Soon after they both undergo treatment, Chloe disappears, but Samantha is too busy with her newfound popularity to notice at first. The treatment changes everything for Samantha; she feels more confident on and off camera, buys a new house, and hires her best friend Lydia (Este Haim) as her assistant to manage her newfound success. She even becomes friends with Zoe, who encourages her to embrace her power as a woman to get what she wants.
Samantha blossoms, landing the movie role of her dreams and feeling sexy for the first time in her life. But when the treatment starts giving Samantha unexpected side effects, the facade of Zoe and her beauty empire begins to crack. Soon, Samantha realizes that everything that happened to Chloe is happening to her, too.
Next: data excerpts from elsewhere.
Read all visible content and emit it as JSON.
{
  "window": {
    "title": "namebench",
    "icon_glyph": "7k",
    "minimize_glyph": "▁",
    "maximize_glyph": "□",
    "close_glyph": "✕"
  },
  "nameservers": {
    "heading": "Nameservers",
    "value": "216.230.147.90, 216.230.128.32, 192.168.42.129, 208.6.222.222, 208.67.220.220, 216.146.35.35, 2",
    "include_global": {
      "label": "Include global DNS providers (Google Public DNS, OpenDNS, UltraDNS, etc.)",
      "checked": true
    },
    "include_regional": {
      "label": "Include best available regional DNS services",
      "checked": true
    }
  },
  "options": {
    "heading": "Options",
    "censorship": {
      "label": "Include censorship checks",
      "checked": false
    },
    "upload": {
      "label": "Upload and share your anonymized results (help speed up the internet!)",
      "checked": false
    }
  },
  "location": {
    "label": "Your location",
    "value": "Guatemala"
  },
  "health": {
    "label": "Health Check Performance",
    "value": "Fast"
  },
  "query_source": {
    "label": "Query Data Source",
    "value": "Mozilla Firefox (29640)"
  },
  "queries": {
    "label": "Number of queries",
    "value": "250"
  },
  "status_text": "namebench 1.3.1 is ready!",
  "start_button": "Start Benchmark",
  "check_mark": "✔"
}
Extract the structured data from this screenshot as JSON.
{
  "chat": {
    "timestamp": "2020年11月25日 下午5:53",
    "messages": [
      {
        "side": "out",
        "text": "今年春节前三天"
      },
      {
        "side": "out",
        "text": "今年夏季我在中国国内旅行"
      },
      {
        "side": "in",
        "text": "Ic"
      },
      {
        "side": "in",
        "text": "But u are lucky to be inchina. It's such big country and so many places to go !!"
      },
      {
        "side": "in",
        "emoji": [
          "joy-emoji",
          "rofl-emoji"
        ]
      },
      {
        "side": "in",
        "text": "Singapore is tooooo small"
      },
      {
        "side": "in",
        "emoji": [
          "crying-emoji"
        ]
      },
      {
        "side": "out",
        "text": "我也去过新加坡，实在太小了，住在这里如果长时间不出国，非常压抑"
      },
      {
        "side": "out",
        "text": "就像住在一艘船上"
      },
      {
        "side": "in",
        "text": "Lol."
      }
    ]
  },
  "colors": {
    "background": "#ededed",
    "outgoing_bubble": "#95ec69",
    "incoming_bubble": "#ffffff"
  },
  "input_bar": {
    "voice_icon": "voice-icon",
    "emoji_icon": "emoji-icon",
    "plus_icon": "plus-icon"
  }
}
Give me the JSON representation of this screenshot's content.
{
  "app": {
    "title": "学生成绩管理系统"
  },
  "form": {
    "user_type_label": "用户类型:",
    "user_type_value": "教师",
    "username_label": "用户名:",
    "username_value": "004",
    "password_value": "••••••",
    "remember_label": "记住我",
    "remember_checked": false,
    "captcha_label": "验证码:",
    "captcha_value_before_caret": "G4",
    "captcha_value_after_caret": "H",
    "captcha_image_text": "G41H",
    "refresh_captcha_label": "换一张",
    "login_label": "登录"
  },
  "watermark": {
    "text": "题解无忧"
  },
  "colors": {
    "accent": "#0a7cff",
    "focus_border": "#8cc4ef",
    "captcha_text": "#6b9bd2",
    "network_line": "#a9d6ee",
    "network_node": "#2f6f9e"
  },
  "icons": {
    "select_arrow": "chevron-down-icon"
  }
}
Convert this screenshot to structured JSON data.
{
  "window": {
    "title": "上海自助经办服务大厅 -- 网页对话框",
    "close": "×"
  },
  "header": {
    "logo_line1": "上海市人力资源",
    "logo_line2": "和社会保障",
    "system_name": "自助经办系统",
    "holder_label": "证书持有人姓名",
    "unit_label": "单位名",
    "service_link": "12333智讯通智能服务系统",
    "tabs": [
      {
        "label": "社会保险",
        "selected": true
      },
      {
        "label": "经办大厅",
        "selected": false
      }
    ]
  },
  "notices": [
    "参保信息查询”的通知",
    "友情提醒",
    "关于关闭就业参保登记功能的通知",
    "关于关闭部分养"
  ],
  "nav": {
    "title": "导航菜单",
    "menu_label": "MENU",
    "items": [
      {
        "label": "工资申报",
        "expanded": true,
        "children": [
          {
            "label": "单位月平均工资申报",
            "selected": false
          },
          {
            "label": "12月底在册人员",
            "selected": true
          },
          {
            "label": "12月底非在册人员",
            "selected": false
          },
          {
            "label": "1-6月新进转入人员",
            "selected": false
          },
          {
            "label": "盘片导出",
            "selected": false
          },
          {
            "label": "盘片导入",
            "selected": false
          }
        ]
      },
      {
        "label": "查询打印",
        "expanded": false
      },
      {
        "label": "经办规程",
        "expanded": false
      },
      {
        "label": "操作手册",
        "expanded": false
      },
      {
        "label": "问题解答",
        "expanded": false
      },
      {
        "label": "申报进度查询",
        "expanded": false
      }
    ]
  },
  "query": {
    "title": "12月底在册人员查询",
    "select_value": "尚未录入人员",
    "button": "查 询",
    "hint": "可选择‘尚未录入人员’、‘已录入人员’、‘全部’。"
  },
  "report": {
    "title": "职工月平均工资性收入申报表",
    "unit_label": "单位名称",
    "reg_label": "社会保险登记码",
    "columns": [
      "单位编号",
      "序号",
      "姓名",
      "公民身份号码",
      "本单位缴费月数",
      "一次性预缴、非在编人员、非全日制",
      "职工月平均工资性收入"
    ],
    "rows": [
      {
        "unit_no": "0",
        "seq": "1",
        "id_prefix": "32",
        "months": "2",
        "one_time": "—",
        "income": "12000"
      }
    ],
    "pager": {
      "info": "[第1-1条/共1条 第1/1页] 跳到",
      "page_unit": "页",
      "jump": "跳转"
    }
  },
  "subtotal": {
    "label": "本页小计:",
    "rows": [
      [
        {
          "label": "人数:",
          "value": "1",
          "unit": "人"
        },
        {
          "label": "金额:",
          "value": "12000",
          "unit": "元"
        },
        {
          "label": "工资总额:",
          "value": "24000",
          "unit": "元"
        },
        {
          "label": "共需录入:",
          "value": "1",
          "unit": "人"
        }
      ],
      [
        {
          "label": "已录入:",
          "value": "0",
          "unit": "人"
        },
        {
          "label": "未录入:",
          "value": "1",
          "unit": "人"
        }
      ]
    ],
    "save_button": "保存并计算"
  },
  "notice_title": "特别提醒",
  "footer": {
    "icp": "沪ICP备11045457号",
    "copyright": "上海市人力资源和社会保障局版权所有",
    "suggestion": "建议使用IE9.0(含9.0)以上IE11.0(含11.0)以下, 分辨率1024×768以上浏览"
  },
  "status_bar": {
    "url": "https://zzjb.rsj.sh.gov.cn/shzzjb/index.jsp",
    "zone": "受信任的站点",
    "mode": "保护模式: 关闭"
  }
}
Somehow, at 100 minutes, Shell still feels too short. Writer Jack Stanley's script hurtles through scene after scene, without much room to stop and think about where the story is going. Moss does her best as Samantha, but the character is so shallowly written that there isn't much to hold on to. Samantha's transformation is largely internal, where she gains confidence and all her problems seem to fall away.
The story comes into sharper focus as the horror elements slowly creep in. The body horror aspects are among the most interesting, injecting the film with a healthy dose of violence. Hudson has a lot of fun as Zoe, but the film keeps stopping short of turning her into a full-blown camp villain. Everything she does feels a little too tame, too tidy, when she should be getting her hands dirty. Shell is at its best when it's aiming for the grotesque, but the look of the film is a little too clean to fully sell it. The visceral nature of classic camp horror is what makes it so memorable. There's courage in a film that isn't afraid to commit to being ugly.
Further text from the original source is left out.